‘At a time when architects can, technically, do anything, how do they continue to create meaning through building?’
This was the central question that David Chipperfield addressed through his lecture at the V&A on the 21st March. It is one which has seemingly propelled his architectural career, and he unfolded this personal philosophy through the discussion of a number of his building projects, but primarily the renovation of the Neues Museum in Berlin (pictured above).
As a building type whose very purpose is to act as a receptacle of memory and culture for cities and communities, the question of creating meaning is particularly pertinent with regard to the ‘museum’, and nowhere more so than in the contested spaces of Berlin (witness the even more troubled debate over the building of Libeskind’s Jewish Museum).
But what does that vague term ‘creating meaning’ mean? In spite of what modernists would have us believe, buildings are more than simple acts of engineering. Chipperfield’s formulation: ‘Making architecture is the consequence of an articulated struggle between conflicting concerns, resolved in a way that makes sense for the users.’ Buildings have a physical presence and impact and thus, for success, require some sort of connection with their public. But it became clear as he elucidated his theories that, for him, this meaning is inextricably bound to form and material.
Appropriately (for the V&A setting and the topic), he began with two images of Korean white porcelain, a very simple object-type whose material limits create a boundary against which the design of the form can work. Style is shaped by the material, and thus develops its own, recognisable language.
Buildings used to be limited in the same way, but with the advent of modernism in the early C20th, the criminalisation of ‘ornament’ on buildings, the reign of the (‘questionable’) form follows function dictum, the increasing mass production of buildings and the development of gravity-defying technologies, the field of the possible has been blown open. To the extent, Chipperfield believes, that architecture has ‘lost its audience’. By which he means its connection with its public. And ‘making meaning’ requires that relationship, dialogue, engagement, to be strong.
This engagement with the public was something he experienced in the extreme with regard to the Neues Museum renovation in Berlin, a project that took eleven years to complete, and was in ‘dialogue’ with the press and the wider German public for the duration.
The challenge was to renovate for practical contemporary use a building with highly emotive associations for many. The only building on Berlin’s island of museums still derelict, it had remained a ruin for far longer than it had ever been in use, and the refurbishment seeks to preserve elements of that history. This is done precisely through the materials chosen and the way they rub up against the old, not covering the scars, but accentuating the drama of the space, and without being an homage to the ravages of war or a heavy-handed history lesson.
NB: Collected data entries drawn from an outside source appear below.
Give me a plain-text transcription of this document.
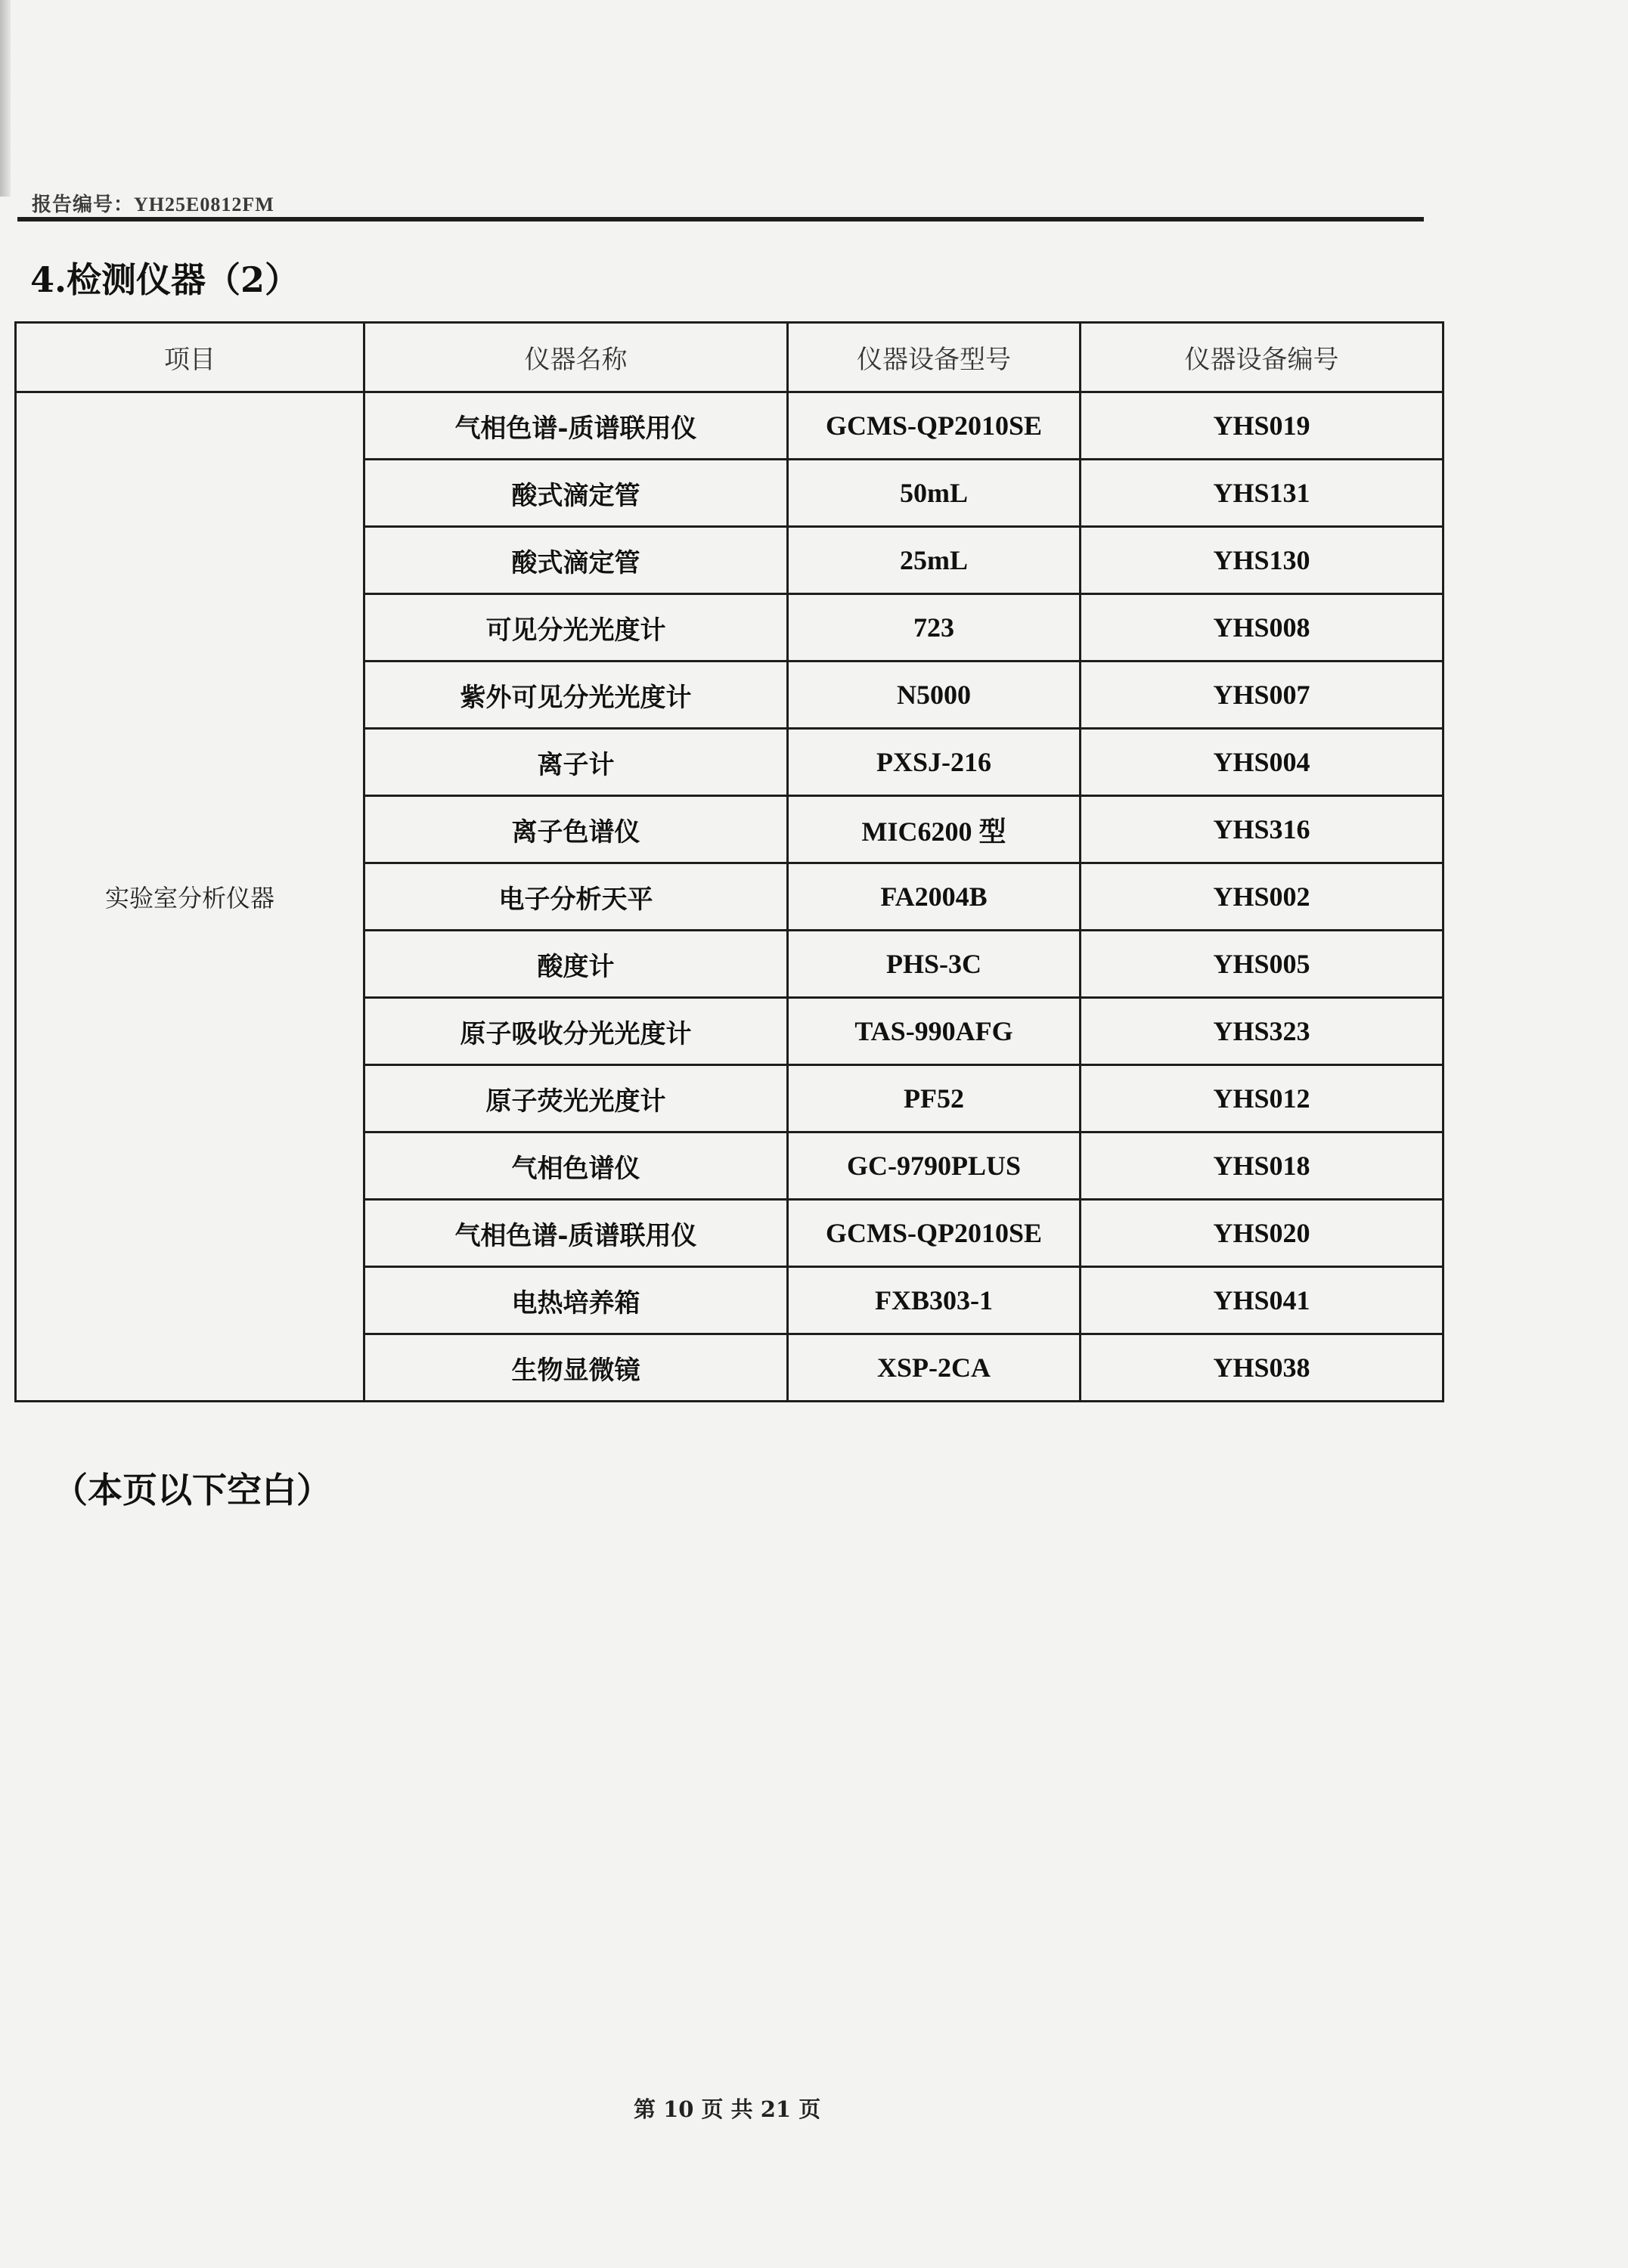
报告编号：YH25E0812FM
4.检测仪器（2）
项目	仪器名称	仪器设备型号	仪器设备编号
实验室分析仪器	气相色谱-质谱联用仪	GCMS-QP2010SE	YHS019
	酸式滴定管	50mL	YHS131
	酸式滴定管	25mL	YHS130
	可见分光光度计	723	YHS008
	紫外可见分光光度计	N5000	YHS007
	离子计	PXSJ-216	YHS004
	离子色谱仪	MIC6200 型	YHS316
	电子分析天平	FA2004B	YHS002
	酸度计	PHS-3C	YHS005
	原子吸收分光光度计	TAS-990AFG	YHS323
	原子荧光光度计	PF52	YHS012
	气相色谱仪	GC-9790PLUS	YHS018
	气相色谱-质谱联用仪	GCMS-QP2010SE	YHS020
	电热培养箱	FXB303-1	YHS041
	生物显微镜	XSP-2CA	YHS038
（本页以下空白）
第 10 页 共 21 页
He lamented the tendency for modern architecture, so often put together from panels like lego, to rarely have any sense of ‘physicality’. By contrast, simple, solid materiality is a notable thread connecting all his projects.
Although his argument took time to emerge (a lot of thoughtful pauses) and there was the occasional drift into architect-speak (‘I find courtyards incredibly convincing’), by the end the picture that emerged was of a man intent on putting humanity into his buildings. The observation that ‘everyone loves a good brick wall’ is a perfect example of this, unpretentious, approach.
Creating meaning in the buildings of ‘quotidien’ life, where the ‘spectacular’ is inappropriate, and the norm often too dismissive of complex human needs, is, by the evidence of this lecture, not a simple matter. But his underlying philosophy of care was evident in all of the works he discussed. Clear, too, was the belief that understanding buildings ought to be possible for the people that use them, not the elite few schooled in the interpretation of obscure architectural narratives. A message which, for an architecture lecture, was rather refreshing.